• Anasayfa
  • Favorilere Ekle
  • https://www.facebook.com/medyaparis
  • https://twitter.com/medyaparis

Paris'e tek ziyaret gerçekleştiren Osmanlı padişahı.

Avrupa’yı ikili ilişkiler kurmak amacıyla ziyaret eden ilk Osmanlı padişahı.


    Sultan Abdülaziz ordusunun başında olmaksızın Avrupa’yı sadece seyahat ve ikili ilişkiler kurmak amacıyla ziyaret eden ilk Osmanlı padişahıdır.

    Sultan Aziz’in yaptığı ilklerden birisi de kendi dönemine kadar hiçbir Osmanlı padişahının yapmadığı ve yapmayacağı, bir dış geziye çıkmış olmasıdır. Sultan Aziz’in, meşhur Avrupa seyahati adı verilen bu gezi, 21 Haziran 1867 ‐ 7 Ağustos 1867 tarihleri arasında tam kırk altı gün sürmüştür. İlk davet Fransa İmparatoru III. Napolyon’dan, Milletlerarası Paris Sanayi Sergisi’nin açılışı münasebetiyle gelmiş, daha sonra İngiltere kraliçesinin daveti bunu takip etmiştir. Sultan Abdülaziz Paris’te çok büyük ilgi görmüştür.
    Sultan Abdülazîz Han, 1867’de Osmanlı târihinde yabancı ülkelere seyâhat eden ilk pâdişâh oldu. Marsilya’da Fransız toprağına ayak bastı. Buradan Paris’e kadar halk, bu ihtişâmlı Osmanlı Pâdişâhı’nı görmek için yollara dökülmüştü. Son derece dindar bir pâdişâh olan Sultan Abdülazîz, Avrupalılar’ın yemeklerinin şer’an mahzurlu olabileceğini düşünerek beraberinde Bolu’lu aşçılar götürmüştü. Kâfilenin ihtişâmı öyle göz kamaştırıcı bir görkeme sahipti ki, Fransız köylüleri, bu aşçıları, devlet adamı paşalar veya hânedân mensubu şehzâdeler zannederek yerlere kadar eğilip temennâlarla selâmlıyorlardı.
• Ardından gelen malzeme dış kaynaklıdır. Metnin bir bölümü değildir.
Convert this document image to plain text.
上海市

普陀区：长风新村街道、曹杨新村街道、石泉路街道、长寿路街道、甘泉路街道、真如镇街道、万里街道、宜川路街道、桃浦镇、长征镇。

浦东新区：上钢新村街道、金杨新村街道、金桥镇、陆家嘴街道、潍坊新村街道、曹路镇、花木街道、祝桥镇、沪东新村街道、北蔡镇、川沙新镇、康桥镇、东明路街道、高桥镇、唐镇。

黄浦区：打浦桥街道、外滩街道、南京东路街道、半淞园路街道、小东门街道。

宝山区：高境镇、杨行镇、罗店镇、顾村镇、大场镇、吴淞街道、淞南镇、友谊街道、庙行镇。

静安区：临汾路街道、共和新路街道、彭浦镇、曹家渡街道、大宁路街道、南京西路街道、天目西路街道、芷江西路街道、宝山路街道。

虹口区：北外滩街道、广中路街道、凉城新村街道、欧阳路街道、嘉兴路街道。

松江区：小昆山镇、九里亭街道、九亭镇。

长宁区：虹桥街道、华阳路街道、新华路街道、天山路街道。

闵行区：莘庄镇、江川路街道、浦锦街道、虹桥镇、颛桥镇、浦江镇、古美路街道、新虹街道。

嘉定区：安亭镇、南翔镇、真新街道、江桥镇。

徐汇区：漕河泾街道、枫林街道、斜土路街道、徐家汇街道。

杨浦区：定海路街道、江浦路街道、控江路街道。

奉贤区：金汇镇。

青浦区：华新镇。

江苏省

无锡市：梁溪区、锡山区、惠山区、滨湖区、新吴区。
Sultan Abdülazîz, Paris’te büyük bir törenle III. Napolyon tarafından karşılandı. Şerefine verilen yemekte yanına oturan III. Napolyon’un:

“–Ekselans Hazretleri! Girit için en güzel çözüm yolu olarak, adanın Yunanistan’a terkini düşünseniz!..” demesi üzerine Sultan celâllendi.
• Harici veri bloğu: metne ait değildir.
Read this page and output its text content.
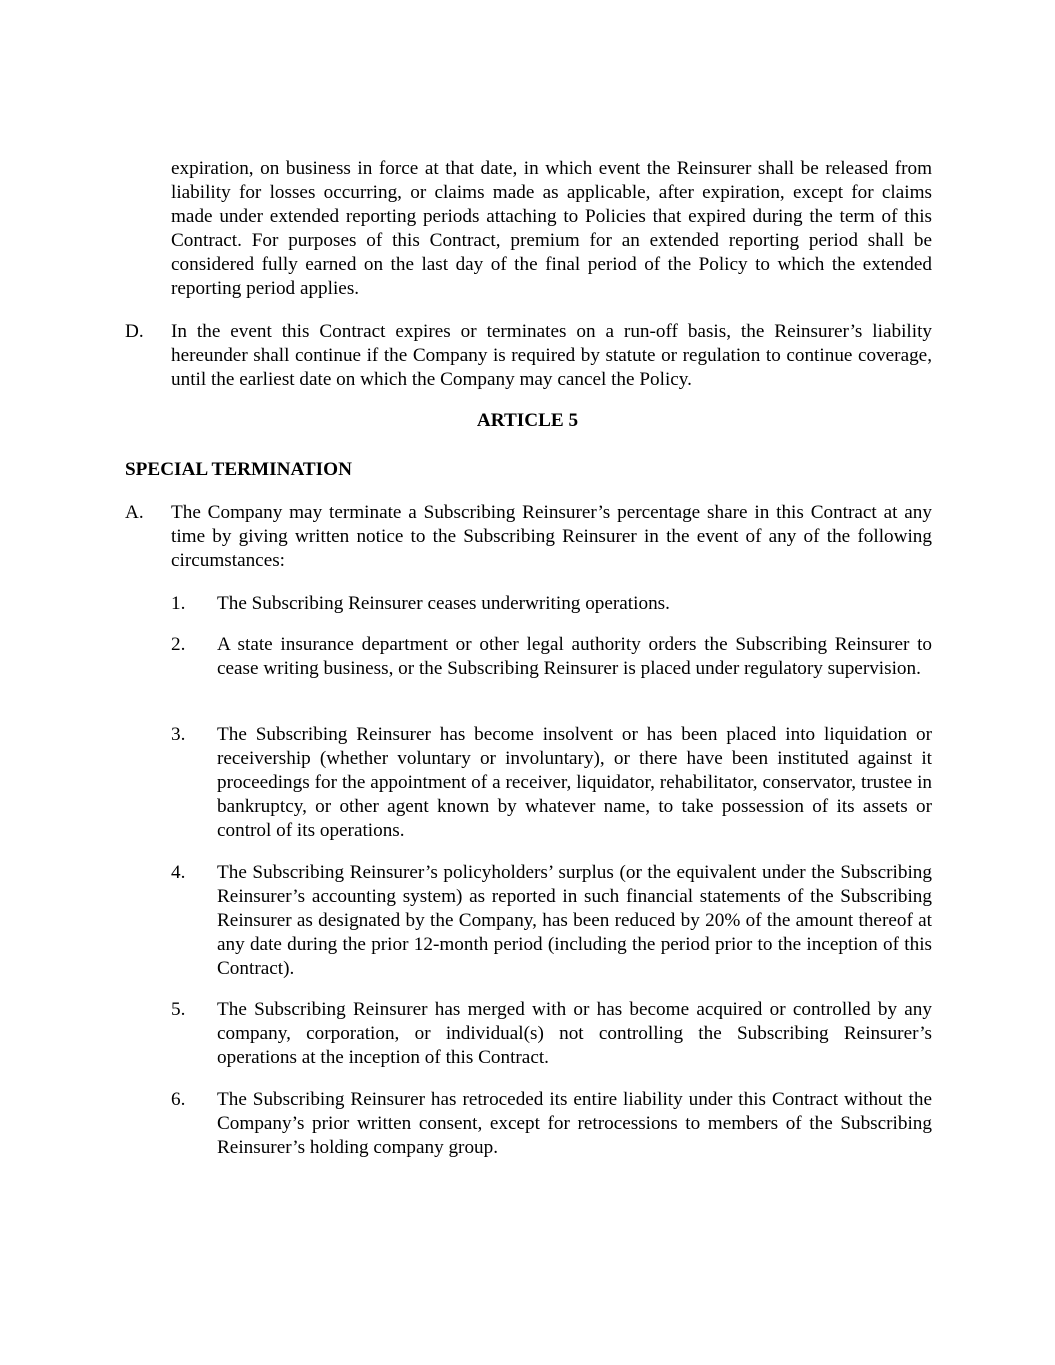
expiration, on business in force at that date, in which event the Reinsurer shall be released from liability for losses occurring, or claims made as applicable, after expiration, except for claims made under extended reporting periods attaching to Policies that expired during the term of this Contract. For purposes of this Contract, premium for an extended reporting period shall be considered fully earned on the last day of the final period of the Policy to which the extended reporting period applies.
D. In the event this Contract expires or terminates on a run-off basis, the Reinsurer’s liability hereunder shall continue if the Company is required by statute or regulation to continue coverage, until the earliest date on which the Company may cancel the Policy.
ARTICLE 5
SPECIAL TERMINATION
A. The Company may terminate a Subscribing Reinsurer’s percentage share in this Contract at any time by giving written notice to the Subscribing Reinsurer in the event of any of the following circumstances:
1. The Subscribing Reinsurer ceases underwriting operations.
2. A state insurance department or other legal authority orders the Subscribing Reinsurer to cease writing business, or the Subscribing Reinsurer is placed under regulatory supervision.
3. The Subscribing Reinsurer has become insolvent or has been placed into liquidation or receivership (whether voluntary or involuntary), or there have been instituted against it proceedings for the appointment of a receiver, liquidator, rehabilitator, conservator, trustee in bankruptcy, or other agent known by whatever name, to take possession of its assets or control of its operations.
4. The Subscribing Reinsurer’s policyholders’ surplus (or the equivalent under the Subscribing Reinsurer’s accounting system) as reported in such financial statements of the Subscribing Reinsurer as designated by the Company, has been reduced by 20% of the amount thereof at any date during the prior 12-month period (including the period prior to the inception of this Contract).
5. The Subscribing Reinsurer has merged with or has become acquired or controlled by any company, corporation, or individual(s) not controlling the Subscribing Reinsurer’s operations at the inception of this Contract.
6. The Subscribing Reinsurer has retroceded its entire liability under this Contract without the Company’s prior written consent, except for retrocessions to members of the Subscribing Reinsurer’s holding company group.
O, diplomatik münâsebetlerde zaaf gösterecek bir pâdişâh değildi. Bundan dolayı, bu kendisini yoklama mâhiyetindeki suâle şu cevabı verdi:

“–Ekselans! Osmanlı Devleti, yirmiyedi sene Girit için kan döktü. Her karış toprağını mübârek şehîd kanları ile suladı. Ordumda tek bir asker, donanmamda tek bir sandal kalana kadar ecdâdımın mîrâsını korumak mecbûriyetindeyim…”
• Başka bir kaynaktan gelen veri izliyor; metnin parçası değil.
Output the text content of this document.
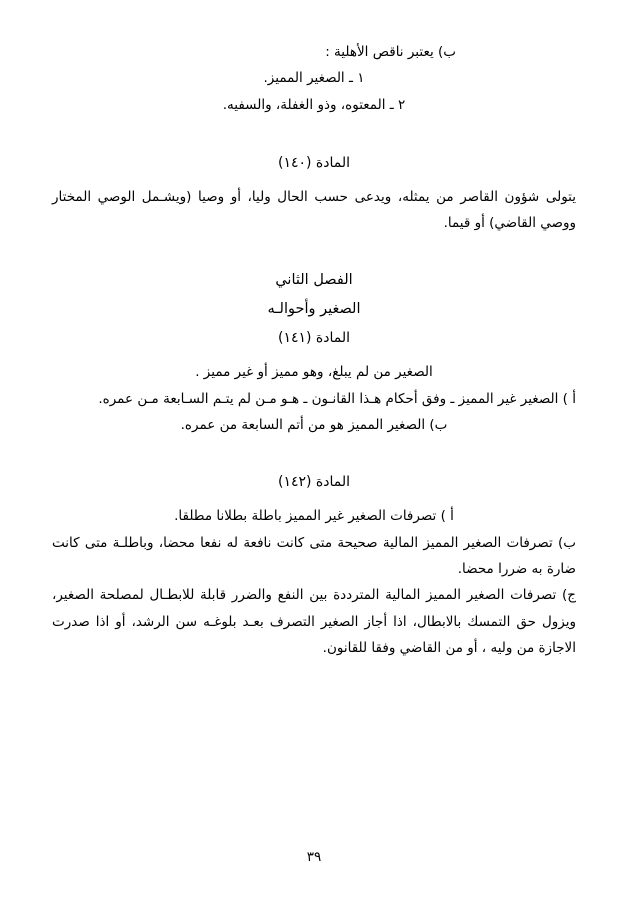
ب) يعتبر ناقص الأهلية :

١ ـ الصغير المميز.

٢ ـ المعتوه، وذو الغفلة، والسفيه.

المادة (١٤٠)

يتولى شؤون القاصر من يمثله، ويدعى حسب الحال وليا، أو وصيا (ويشـمل الوصي المختار ووصي القاضي) أو قيما.

الفصل الثاني

الصغير وأحوالـه

المادة (١٤١)

الصغير من لم يبلغ، وهو مميز أو غير مميز .

أ ) الصغير غير المميز ـ وفق أحكام هـذا القانـون ـ هـو مـن لم يتـم السـابعة مـن عمره.

ب) الصغير المميز هو من أتم السابعة من عمره.

المادة (١٤٢)

أ ) تصرفات الصغير غير المميز باطلة بطلانا مطلقا.

ب) تصرفات الصغير المميز المالية صحيحة متى كانت نافعة له نفعا محضا، وباطلـة متى كانت ضارة به ضررا محضا.

ج) تصرفات الصغير المميز المالية المترددة بين النفع والضرر قابلة للابطـال لمصلحة الصغير، ويزول حق التمسك بالابطال، اذا أجاز الصغير التصرف بعـد بلوغـه سن الرشد، أو اذا صدرت الاجازة من وليه ، أو من القاضي وفقا للقانون.

٣٩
Beklenmeyen bu şiddet karşısında III. Napolyon, Sultan’dan özür dilemek zorunda kaldı.

    Fransa gezisinden hemen sonra Galler Prensi VII. Edward’ın karşıladığı Londra ziyareti başlamıştır. Londra da çok büyük tezahüratlar altında çılgın alkışlar arasında karşılanan sultan, burada Kraliçe Victorya ile görüştü. Başta tersaneler olmak üzere Londra’nın önemli tarihi ve turistik yerlerini gezen Sultan Abdülaziz on gün sonra Bürüksel’ geçerek kral II. Leopold ile görüştü. Daha sonra Prens Bismarc’ın tavsiyesi üzerine Prusya karalı ve kraliçesi Berlin’e kadar gelerek kendisiyle görüştüler. Aslında Berlin seyahati davetini özürleri sebebiyle kabul edemeyen Sultan Aziz’le görüşülmesini Prens Bismarc Prusya kralı ve kraliçesine özellikle tavsiye etmişti. İstanbul’ a dönerken Viyana Garı’nda Avusturya İmparatoru ve Macaristan Kralı tarafından karşılandı. Sonra Budapeşte’ye uğradı ve Vidin yoluyla İstanbul’a döndü.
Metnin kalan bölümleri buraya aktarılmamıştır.